Selepas kepergian Elsa, Kevin langsung merasa bersalah. Kemungkinan besar Cecil jatuh sakit karena ia mengantar Cecil pulang kemarin sambil hujan-hujanan. Mereka memang sempat berteduh, tapi ia sudah tahu bahwa daya tahan tubuh Cecil itu sangat lemah. Sepanjang pelajaran, Kevin tidak bisa berkonsentrasi. Ingin rasanya ia memutar jarum jam, agar bel pulang lekas berbunyi, jadi ia bisa menjenguk Cecil, dengan membawakan sepotong cokelat kesukaannya sebagai tanda pemohonan maaf.
Saat bel pulang sekolah telah berbunyi, Kevin langsung berdiri, kemudian langsung memasukkan saja semua buku-bukunya tanpa ia tata rapi seperti biasanya. Ia ingin segera melihat Cecil.
“Mau kemana lo? Buru-buru amat. Lo lupa ya, hari ini kita ada janji latihan sama Pak Baskoro, turnamen basket kan sebentar lagi. Lo bisa aja dikeluarin dari team kalo sampe berani nggak hadir.” Erwin memperingatkan. Kevin langsung tersadar, lalu terduduk kembali dengan pasrah. Mungkin ia bisa menjenguk Cecil besok, jika gadis itu belum juga masuk sekolah.
Hari berikutnya, sepulang sekolah Kevin langsung tancap gas menuju rumah Cecil. Sampai di sana, yang berhasil ia temui hanya Bi Minah, pembantu di rumah Cecil.
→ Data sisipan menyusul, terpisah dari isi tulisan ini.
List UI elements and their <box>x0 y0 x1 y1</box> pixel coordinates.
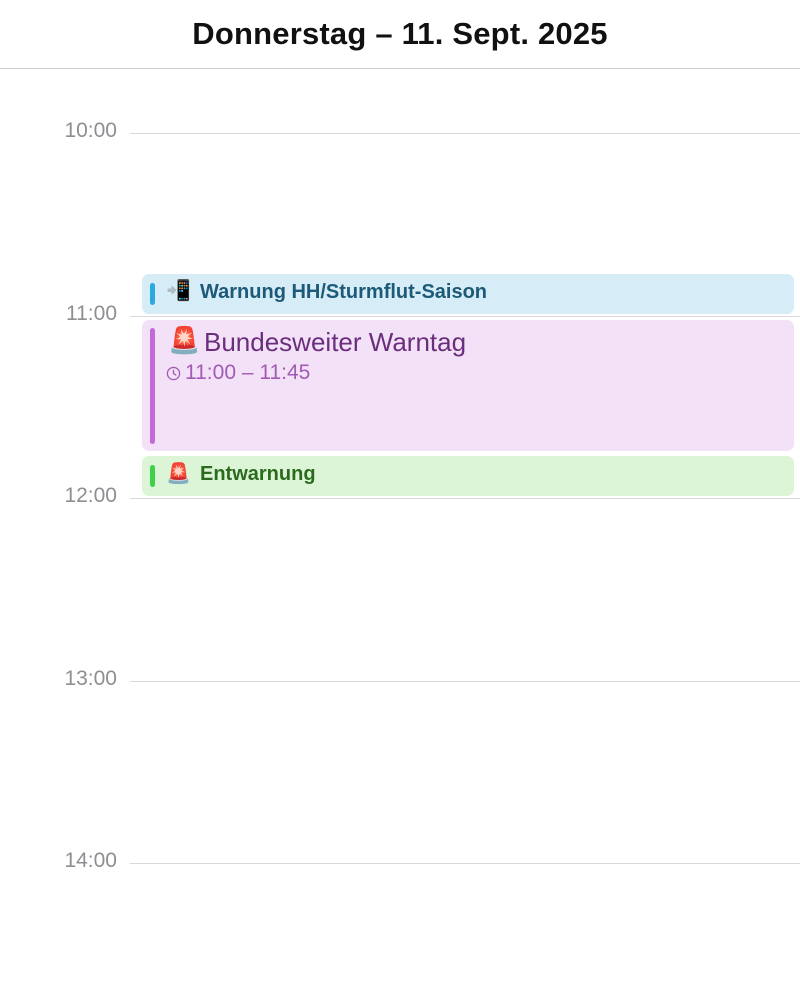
event-color-bar <box>150 465 155 487</box>
event-title: Warnung HH/Sturmflut-Saison <box>200 281 488 303</box>
clock-icon <box>166 366 181 380</box>
hour-label: 14:00 <box>64 849 117 872</box>
event-color-bar <box>150 328 155 444</box>
hour-label: 12:00 <box>64 484 117 507</box>
hour-row-13: 13:00 <box>0 667 800 690</box>
event-time: 11:00 – 11:45 <box>166 361 310 385</box>
event-title: Bundesweiter Warntag <box>204 327 467 357</box>
day-header: Donnerstag – 11. Sept. 2025 <box>0 0 800 69</box>
hour-divider <box>130 133 800 134</box>
hour-label: 10:00 <box>64 119 117 142</box>
hour-divider <box>130 681 800 682</box>
hour-divider <box>130 863 800 864</box>
event-time-range: 11:00 – 11:45 <box>185 361 311 384</box>
day-timeline[interactable]: 10:00 11:00 12:00 13:00 14:00 📲 Warnung … <box>0 70 800 1000</box>
police-light-icon: 🚨 <box>166 463 191 485</box>
hour-label: 13:00 <box>64 667 117 690</box>
event-entwarnung[interactable]: 🚨 Entwarnung <box>142 456 794 496</box>
hour-row-11: 11:00 <box>0 302 800 325</box>
page-title: Donnerstag – 11. Sept. 2025 <box>192 16 608 51</box>
calendar-day-view: Donnerstag – 11. Sept. 2025 10:00 11:00 … <box>0 0 800 1000</box>
hour-divider <box>130 316 800 317</box>
event-color-bar <box>150 283 155 305</box>
hour-divider <box>130 498 800 499</box>
hour-row-12: 12:00 <box>0 484 800 507</box>
mobile-phone-incoming-icon: 📲 <box>166 280 191 302</box>
hour-row-14: 14:00 <box>0 849 800 872</box>
hour-label: 11:00 <box>66 302 117 325</box>
hour-row-10: 10:00 <box>0 119 800 142</box>
event-title: Entwarnung <box>200 463 316 485</box>
event-warnung-sturmflut[interactable]: 📲 Warnung HH/Sturmflut-Saison <box>142 274 794 314</box>
event-bundesweiter-warntag[interactable]: 🚨 Bundesweiter Warntag 11:00 – 11:45 <box>142 320 794 451</box>
police-light-icon: 🚨 <box>168 325 201 355</box>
“Maaf Den, Non Cecil belum bisa dijenguk. Nyonya pesen, Non harus banyak tidur, biar cepet sembuh.”
“Ya udah kalo begitu Bi. Tolong sampikan ke Cecil ya, kalo saya datang, dan ini tolong dikasihkan ke dia. Terima kasih Bi, saya permisi.” ucap Kevin seraya menyodorkan sebuah bingkisan berisi cokelat dan buah-buahan.
Kevin berjalan menuju motornya yang terparkir di halaman. Ia sedikit heran, biasanya Cecil selalu bisa dijenguk. Baru dua hari Kevin tidak melihat Cecil, tapi ia sudah merasa kangen luar biasa. Ingin sekali ia mendobrak pintu rumah Cecil dan menerobos masuk. Namun akal sehatnya masih bisa menahan kehendak hatinya itu.
Sampai beberapa minggu, Cecil tidak kunjung masuk sekolah. Kevin yang mulanya merasa sangat khawatir, kini tak lagi sempat memikirkan Cecil. Pikiran dan tenaganya ia curahkan untuk persiapan turnamen basket dan olimpiade fisika minggu depan. Kala malam menyapa, saat Kevin berusaha melepas lelah di tempat tidurnya, pikirannya langsung tertuju pada Cecil. Gadis cantik dengan kulit putih bersih, badan tidak begitu tinggi dan agak kurus, rambut lurus sebahu berwarna hitam legam, dan kedua bola mata yang berwarna cokelat, persis seperti miliknya. Wajah Cecil telah berhasil mengusik pikiran Kevin, bahkan terbawa hingga ke alam bawah sadar. Kevin menikmatinya, sama sekali tidak berusaha mencegahnya. Jika tidak bisa melihat Cecil di alam nyata, lewat mimpi pun tak apa. Setidaknya, ia bisa melihat wajah gadis yang sangat dicintainya.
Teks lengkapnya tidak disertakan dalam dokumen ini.